La línea de pobreza o el umbral de pobreza es el costo per cápita mínimo necesario para adquirir una canasta de bienes (alimentarios y no alimentarios) que permiten un nivel de vida adecuado en un país determinado. La línea de pobreza extrema es el costo per cápita mínimo necesario para adquirir únicamente la canasta de bienes alimentarios que permiten un nivel de supervivencia en un país determinado. Según la CEPAL, los datos disponibles en América Latina muestran que la incidencia de la pobreza en los adultos mayores es alta en la mayoría de los países, aunque presenta un panorama bastante heterogéneo. En las áreas urbanas, más de la mitad de los países analizados registra una proporción de adultos mayores pobres por encima del 30%, mientras que en las áreas rurales esta situación se advierte en ocho de los diez países analizados. En al menos cuatro países, la pobreza de los adultos mayores rurales alcanza a más de un 50%, y en Bolivia y Honduras se observan cifras superiores al 70% de la población.

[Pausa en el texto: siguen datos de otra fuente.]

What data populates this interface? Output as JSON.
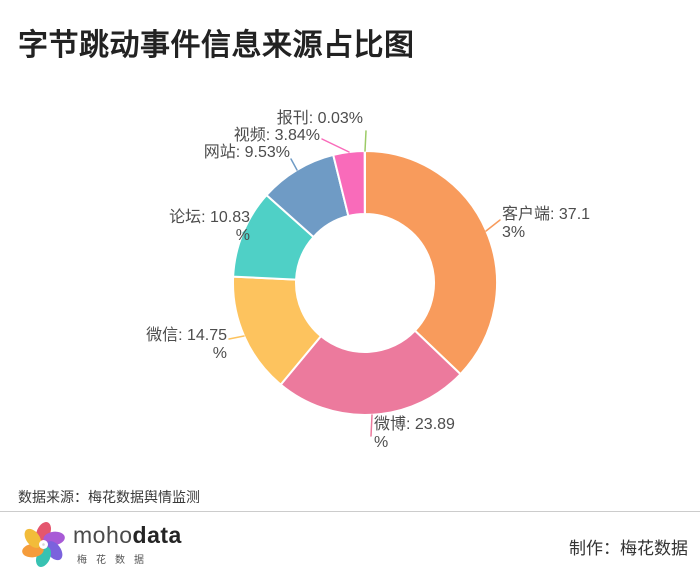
{
  "chart_data": {
    "type": "pie",
    "subtype": "donut",
    "title": "字节跳动事件信息来源占比图",
    "categories": [
      "客户端",
      "微博",
      "微信",
      "论坛",
      "网站",
      "视频",
      "报刊"
    ],
    "values": [
      37.13,
      23.89,
      14.75,
      10.83,
      9.53,
      3.84,
      0.03
    ],
    "unit": "%",
    "colors": [
      "#f89b5c",
      "#ec7a9d",
      "#fdc35e",
      "#4fd0c6",
      "#6f9bc5",
      "#f96bba",
      "#9ccb66"
    ],
    "label_format": "{name}: {value}%",
    "start_angle": "12-oclock",
    "direction": "clockwise",
    "legend": "none"
  },
  "footer": {
    "source_note": "数据来源：梅花数据舆情监测",
    "credit": "制作：梅花数据"
  },
  "logo": {
    "icon": "pinwheel-flower-icon",
    "brand_light": "moho",
    "brand_bold": "data",
    "subtext": "梅花数据",
    "petal_colors": [
      "#e4566e",
      "#a85ad6",
      "#7b62dd",
      "#38c2b2",
      "#f59c3b",
      "#f2bc3a"
    ]
  }
}
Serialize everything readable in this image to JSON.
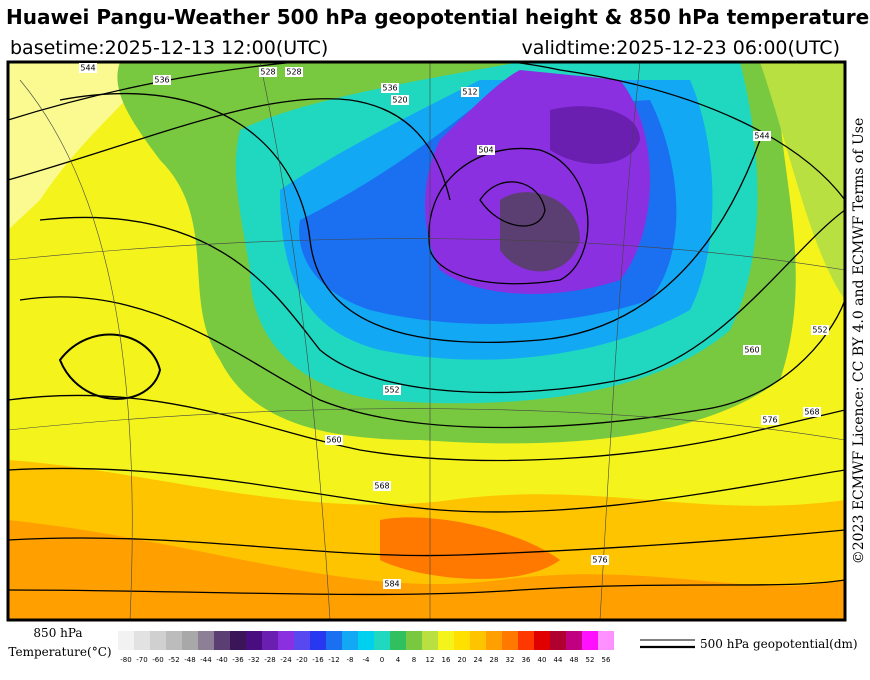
{
  "header": {
    "title": "Huawei Pangu-Weather 500 hPa geopotential height & 850 hPa temperature",
    "basetime": "basetime:2025-12-13 12:00(UTC)",
    "validtime": "validtime:2025-12-23 06:00(UTC)"
  },
  "license": "©2023 ECMWF Licence: CC BY 4.0 and ECMWF Terms of Use",
  "colorbar": {
    "title_line1": "850 hPa",
    "title_line2": "Temperature(°C)",
    "labels": [
      "-80",
      "-70",
      "-60",
      "-52",
      "-48",
      "-44",
      "-40",
      "-36",
      "-32",
      "-28",
      "-24",
      "-20",
      "-16",
      "-12",
      "-8",
      "-4",
      "0",
      "4",
      "8",
      "12",
      "16",
      "20",
      "24",
      "28",
      "32",
      "36",
      "40",
      "44",
      "48",
      "52",
      "56"
    ],
    "colors": [
      "#f2f2f2",
      "#e2e2e2",
      "#d0d0d0",
      "#bcbcbc",
      "#a8a8a8",
      "#8c7f96",
      "#5c3f72",
      "#3a1558",
      "#4a0d80",
      "#6a1fb0",
      "#8a30e0",
      "#5848f0",
      "#2838f0",
      "#1a70f0",
      "#12a8f4",
      "#00d0f0",
      "#20d8c0",
      "#30c060",
      "#78c840",
      "#b8e040",
      "#f4f41c",
      "#ffe000",
      "#ffc400",
      "#ffa000",
      "#ff7800",
      "#ff3800",
      "#e00000",
      "#b00030",
      "#c00080",
      "#ff10ff",
      "#ff90ff"
    ]
  },
  "legend": "500 hPa geopotential(dm)",
  "map": {
    "contour_labels": [
      "544",
      "536",
      "528",
      "520",
      "512",
      "504",
      "528",
      "536",
      "544",
      "552",
      "552",
      "560",
      "568",
      "576",
      "584",
      "576",
      "560",
      "568"
    ]
  }
}
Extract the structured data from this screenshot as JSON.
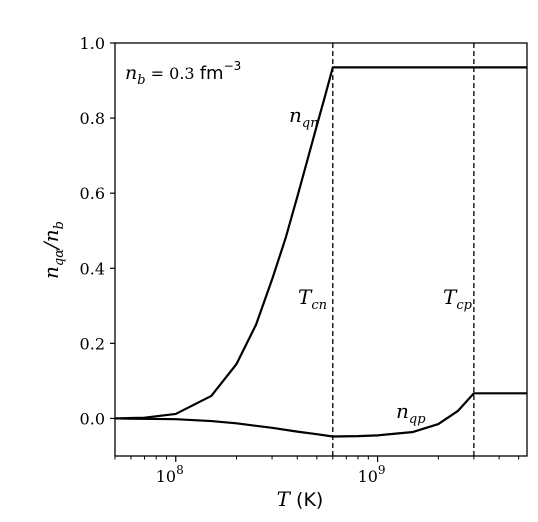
{
  "chart_data": {
    "type": "line",
    "annotation_density": "n_b = 0.3 fm^-3",
    "xlabel": "T (K)",
    "ylabel": "n_qα/n_b",
    "xscale": "log",
    "xlim": [
      50000000,
      5500000000
    ],
    "ylim": [
      -0.1,
      1.0
    ],
    "yticks": [
      0.0,
      0.2,
      0.4,
      0.6,
      0.8,
      1.0
    ],
    "ytick_labels": [
      "0.0",
      "0.2",
      "0.4",
      "0.6",
      "0.8",
      "1.0"
    ],
    "xticks": [
      100000000,
      1000000000
    ],
    "xtick_labels": [
      "10^8",
      "10^9"
    ],
    "critical_temperatures": [
      {
        "label": "T_cn",
        "x": 600000000
      },
      {
        "label": "T_cp",
        "x": 3000000000
      }
    ],
    "series": [
      {
        "name": "n_qn",
        "x": [
          50000000,
          70000000,
          100000000,
          150000000,
          200000000,
          250000000,
          300000000,
          350000000,
          400000000,
          450000000,
          500000000,
          550000000,
          600000000,
          1000000000,
          3000000000,
          5500000000
        ],
        "y": [
          0.0,
          0.002,
          0.012,
          0.06,
          0.145,
          0.25,
          0.37,
          0.48,
          0.59,
          0.69,
          0.78,
          0.86,
          0.935,
          0.935,
          0.935,
          0.935
        ]
      },
      {
        "name": "n_qp",
        "x": [
          50000000,
          100000000,
          150000000,
          200000000,
          300000000,
          400000000,
          500000000,
          600000000,
          800000000,
          1000000000,
          1500000000,
          2000000000,
          2500000000,
          3000000000,
          5500000000
        ],
        "y": [
          0.0,
          -0.002,
          -0.007,
          -0.013,
          -0.025,
          -0.035,
          -0.042,
          -0.048,
          -0.047,
          -0.045,
          -0.036,
          -0.015,
          0.02,
          0.067,
          0.067
        ]
      }
    ]
  }
}
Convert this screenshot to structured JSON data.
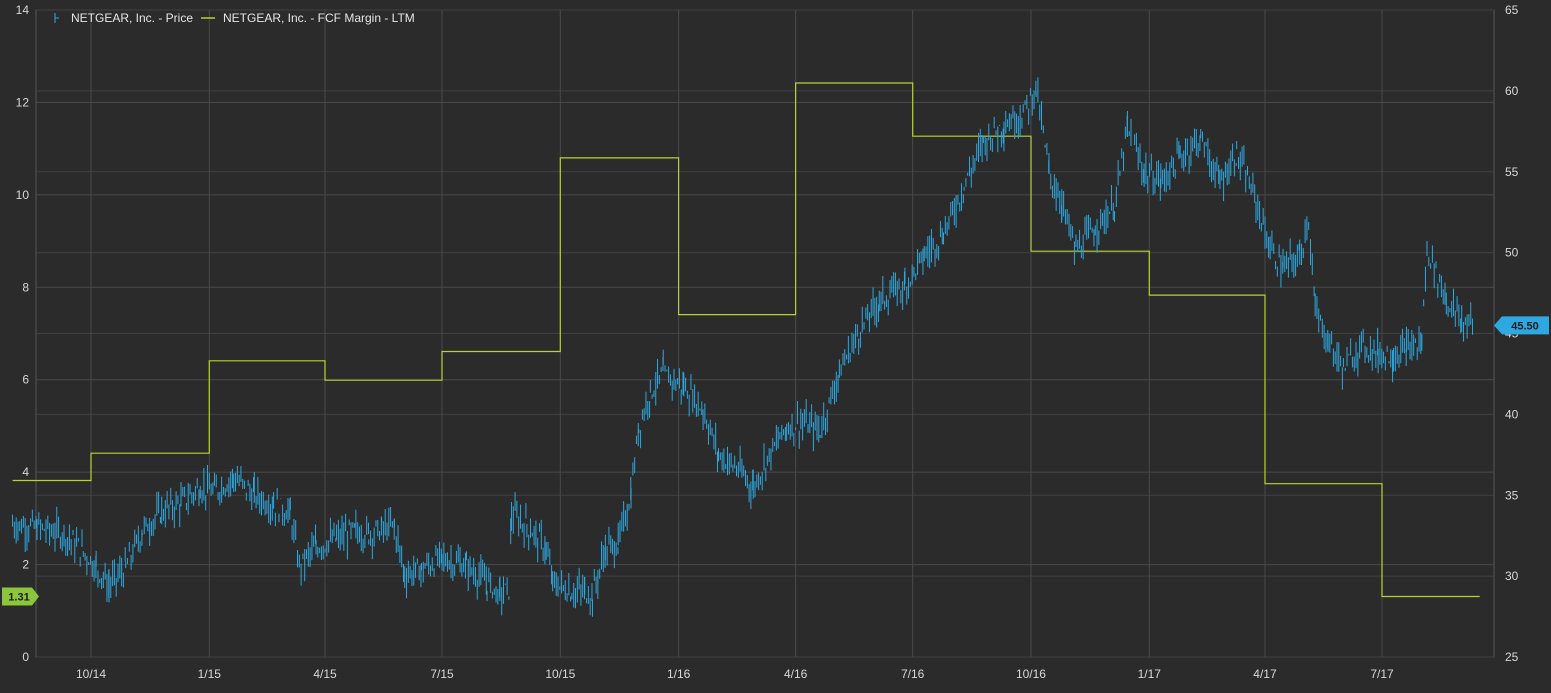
{
  "chart_data": {
    "type": "line",
    "legend": [
      {
        "label": "NETGEAR, Inc. - Price",
        "color": "#2ea8e0",
        "marker": "ohlc-bar"
      },
      {
        "label": "NETGEAR, Inc. - FCF Margin - LTM",
        "color": "#b5d334",
        "marker": "line"
      }
    ],
    "legend_position": "top-left",
    "grid": true,
    "x_ticks": [
      "10/14",
      "1/15",
      "4/15",
      "7/15",
      "10/15",
      "1/16",
      "4/16",
      "7/16",
      "10/16",
      "1/17",
      "4/17",
      "7/17"
    ],
    "left_axis": {
      "min": 0,
      "max": 14,
      "ticks": [
        0,
        2,
        4,
        6,
        8,
        10,
        12,
        14
      ],
      "series": "NETGEAR, Inc. - FCF Margin - LTM"
    },
    "right_axis": {
      "min": 25,
      "max": 65,
      "ticks": [
        25,
        30,
        35,
        40,
        45,
        50,
        55,
        60,
        65
      ],
      "series": "NETGEAR, Inc. - Price"
    },
    "last_value_badges": [
      {
        "text": "1.31",
        "axis": "left",
        "value": 1.31,
        "color": "#8cc63f"
      },
      {
        "text": "45.50",
        "axis": "right",
        "value": 45.5,
        "color": "#2ea8e0"
      }
    ],
    "series": [
      {
        "name": "NETGEAR, Inc. - FCF Margin - LTM",
        "axis": "left",
        "style": "step",
        "color": "#b5d334",
        "points": [
          [
            "2014-08-01",
            3.82
          ],
          [
            "2014-10-01",
            4.41
          ],
          [
            "2015-01-01",
            6.41
          ],
          [
            "2015-04-01",
            5.99
          ],
          [
            "2015-07-01",
            6.61
          ],
          [
            "2015-10-01",
            10.8
          ],
          [
            "2016-01-01",
            7.41
          ],
          [
            "2016-04-01",
            12.42
          ],
          [
            "2016-07-01",
            11.27
          ],
          [
            "2016-10-01",
            8.78
          ],
          [
            "2017-01-01",
            7.83
          ],
          [
            "2017-04-01",
            3.75
          ],
          [
            "2017-07-01",
            1.31
          ],
          [
            "2017-09-15",
            1.31
          ]
        ]
      },
      {
        "name": "NETGEAR, Inc. - Price",
        "axis": "right",
        "style": "ohlc",
        "color": "#2ea8e0",
        "points": [
          [
            "2014-08-01",
            33.2
          ],
          [
            "2014-08-20",
            33.0
          ],
          [
            "2014-09-10",
            32.6
          ],
          [
            "2014-09-25",
            31.5
          ],
          [
            "2014-10-05",
            30.6
          ],
          [
            "2014-10-15",
            29.4
          ],
          [
            "2014-10-28",
            30.5
          ],
          [
            "2014-11-10",
            32.8
          ],
          [
            "2014-11-25",
            34.0
          ],
          [
            "2014-12-10",
            34.5
          ],
          [
            "2014-12-25",
            35.5
          ],
          [
            "2015-01-05",
            35.2
          ],
          [
            "2015-01-20",
            36.1
          ],
          [
            "2015-02-05",
            35.0
          ],
          [
            "2015-02-20",
            34.4
          ],
          [
            "2015-03-05",
            33.9
          ],
          [
            "2015-03-12",
            30.6
          ],
          [
            "2015-03-25",
            31.8
          ],
          [
            "2015-04-10",
            32.3
          ],
          [
            "2015-04-25",
            32.8
          ],
          [
            "2015-05-05",
            32.6
          ],
          [
            "2015-05-15",
            32.9
          ],
          [
            "2015-05-25",
            33.1
          ],
          [
            "2015-06-02",
            30.1
          ],
          [
            "2015-06-15",
            30.4
          ],
          [
            "2015-07-01",
            31.1
          ],
          [
            "2015-07-20",
            30.6
          ],
          [
            "2015-08-05",
            29.6
          ],
          [
            "2015-08-15",
            28.9
          ],
          [
            "2015-08-22",
            29.2
          ],
          [
            "2015-08-24",
            33.8
          ],
          [
            "2015-09-05",
            33.1
          ],
          [
            "2015-09-20",
            31.7
          ],
          [
            "2015-09-25",
            29.6
          ],
          [
            "2015-10-10",
            29.0
          ],
          [
            "2015-10-20",
            29.1
          ],
          [
            "2015-10-26",
            28.8
          ],
          [
            "2015-11-05",
            31.6
          ],
          [
            "2015-11-15",
            32.0
          ],
          [
            "2015-11-25",
            35.1
          ],
          [
            "2015-12-01",
            39.2
          ],
          [
            "2015-12-10",
            41.4
          ],
          [
            "2015-12-20",
            42.5
          ],
          [
            "2016-01-05",
            41.7
          ],
          [
            "2016-01-20",
            40.3
          ],
          [
            "2016-02-01",
            37.5
          ],
          [
            "2016-02-15",
            36.7
          ],
          [
            "2016-02-28",
            35.5
          ],
          [
            "2016-03-10",
            37.3
          ],
          [
            "2016-03-25",
            39.2
          ],
          [
            "2016-04-05",
            39.5
          ],
          [
            "2016-04-20",
            39.0
          ],
          [
            "2016-05-05",
            42.6
          ],
          [
            "2016-05-20",
            45.1
          ],
          [
            "2016-06-05",
            47.0
          ],
          [
            "2016-06-25",
            48.0
          ],
          [
            "2016-07-10",
            49.8
          ],
          [
            "2016-07-25",
            51.2
          ],
          [
            "2016-08-10",
            54.1
          ],
          [
            "2016-08-25",
            56.9
          ],
          [
            "2016-09-10",
            57.9
          ],
          [
            "2016-09-25",
            58.6
          ],
          [
            "2016-10-05",
            60.2
          ],
          [
            "2016-10-15",
            55.0
          ],
          [
            "2016-10-25",
            53.0
          ],
          [
            "2016-11-05",
            50.1
          ],
          [
            "2016-11-20",
            51.5
          ],
          [
            "2016-12-05",
            52.9
          ],
          [
            "2016-12-15",
            57.6
          ],
          [
            "2016-12-28",
            55.0
          ],
          [
            "2017-01-10",
            54.4
          ],
          [
            "2017-01-25",
            55.9
          ],
          [
            "2017-02-10",
            57.1
          ],
          [
            "2017-02-25",
            54.3
          ],
          [
            "2017-03-10",
            56.1
          ],
          [
            "2017-03-25",
            53.2
          ],
          [
            "2017-04-05",
            50.2
          ],
          [
            "2017-04-15",
            49.0
          ],
          [
            "2017-04-28",
            49.8
          ],
          [
            "2017-05-05",
            52.2
          ],
          [
            "2017-05-10",
            46.3
          ],
          [
            "2017-05-20",
            44.6
          ],
          [
            "2017-06-01",
            42.8
          ],
          [
            "2017-06-15",
            44.3
          ],
          [
            "2017-06-28",
            43.8
          ],
          [
            "2017-07-10",
            43.6
          ],
          [
            "2017-07-20",
            44.0
          ],
          [
            "2017-08-01",
            44.4
          ],
          [
            "2017-08-05",
            50.3
          ],
          [
            "2017-08-20",
            47.1
          ],
          [
            "2017-09-01",
            45.7
          ],
          [
            "2017-09-10",
            45.5
          ]
        ]
      }
    ]
  }
}
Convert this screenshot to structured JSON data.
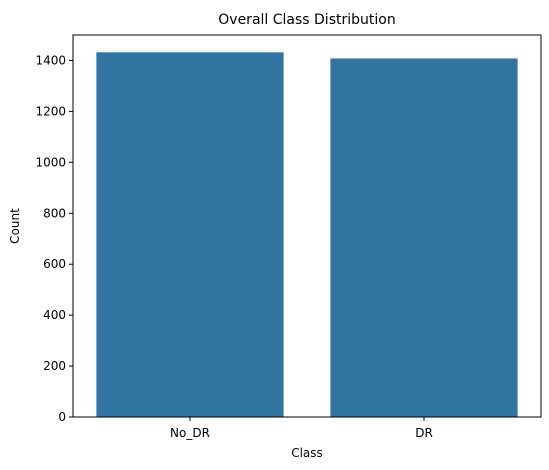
{
  "chart_data": {
    "type": "bar",
    "title": "Overall Class Distribution",
    "xlabel": "Class",
    "ylabel": "Count",
    "categories": [
      "No_DR",
      "DR"
    ],
    "values": [
      1432,
      1408
    ],
    "ylim": [
      0,
      1500
    ],
    "yticks": [
      0,
      200,
      400,
      600,
      800,
      1000,
      1200,
      1400
    ],
    "ytick_labels": [
      "0",
      "200",
      "400",
      "600",
      "800",
      "1000",
      "1200",
      "1400"
    ],
    "grid": false,
    "legend": "none",
    "bar_color": "#3274a1"
  }
}
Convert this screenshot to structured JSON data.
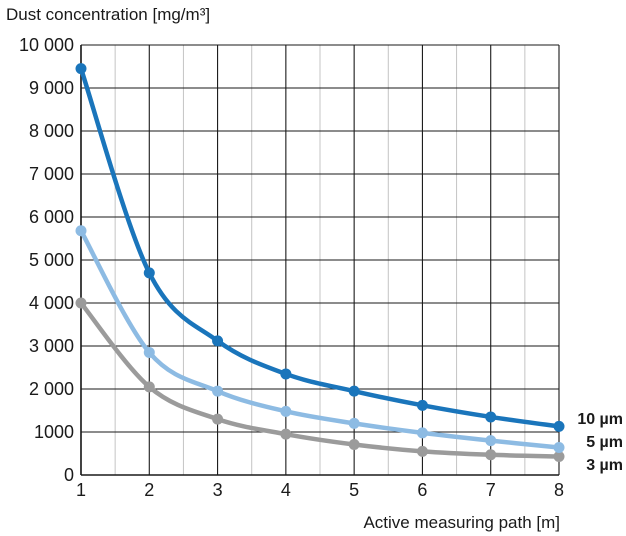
{
  "chart_data": {
    "type": "line",
    "title": "",
    "ylabel": "Dust concentration [mg/m³]",
    "xlabel": "Active measuring path [m]",
    "x": [
      1,
      2,
      3,
      4,
      5,
      6,
      7,
      8
    ],
    "xlim": [
      1,
      8
    ],
    "ylim": [
      0,
      10000
    ],
    "yticks": [
      {
        "value": 0,
        "label": "0"
      },
      {
        "value": 1000,
        "label": "1000"
      },
      {
        "value": 2000,
        "label": "2 000"
      },
      {
        "value": 3000,
        "label": "3 000"
      },
      {
        "value": 4000,
        "label": "4 000"
      },
      {
        "value": 5000,
        "label": "5 000"
      },
      {
        "value": 6000,
        "label": "6 000"
      },
      {
        "value": 7000,
        "label": "7 000"
      },
      {
        "value": 8000,
        "label": "8 000"
      },
      {
        "value": 9000,
        "label": "9 000"
      },
      {
        "value": 10000,
        "label": "10 000"
      }
    ],
    "xticks": [
      "1",
      "2",
      "3",
      "4",
      "5",
      "6",
      "7",
      "8"
    ],
    "grid": true,
    "series": [
      {
        "name": "10 µm",
        "color": "#1a75bb",
        "values": [
          9450,
          4700,
          3120,
          2350,
          1950,
          1620,
          1350,
          1130
        ]
      },
      {
        "name": "5 µm",
        "color": "#8dbbe3",
        "values": [
          5680,
          2850,
          1950,
          1480,
          1200,
          980,
          800,
          640
        ]
      },
      {
        "name": "3 µm",
        "color": "#9b9b9b",
        "values": [
          4000,
          2050,
          1300,
          950,
          710,
          550,
          470,
          430
        ]
      }
    ]
  }
}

En Colombia, para el año 2017, el porcentaje de personas clasificadas como pobres con respecto al total de la población nacional fue 26,9%. En las cabeceras municipales esta proporción alcanzó el 24,2% y en el resto el 36%. El 7,4% de la población colombiana estaba en condición de pobreza extrema, según el DANE. El índice de pobreza extrema en las trece principales ciudades fue de 2,7% y en las cabeceras fue de 5%. Esto indica que, a pesar de las disminuciones que a través del tiempo se registran en los indicadores generales de pobreza, este fenómeno continúa teniendo un marcado carácter rural.


Figura 13.1 Población en situación de pobreza extrema y pobreza en Colombia (cifras nacionales)

Fuente: CEPAL–CEPALSTAT (Información revisada al 24 de septiembre de 2019).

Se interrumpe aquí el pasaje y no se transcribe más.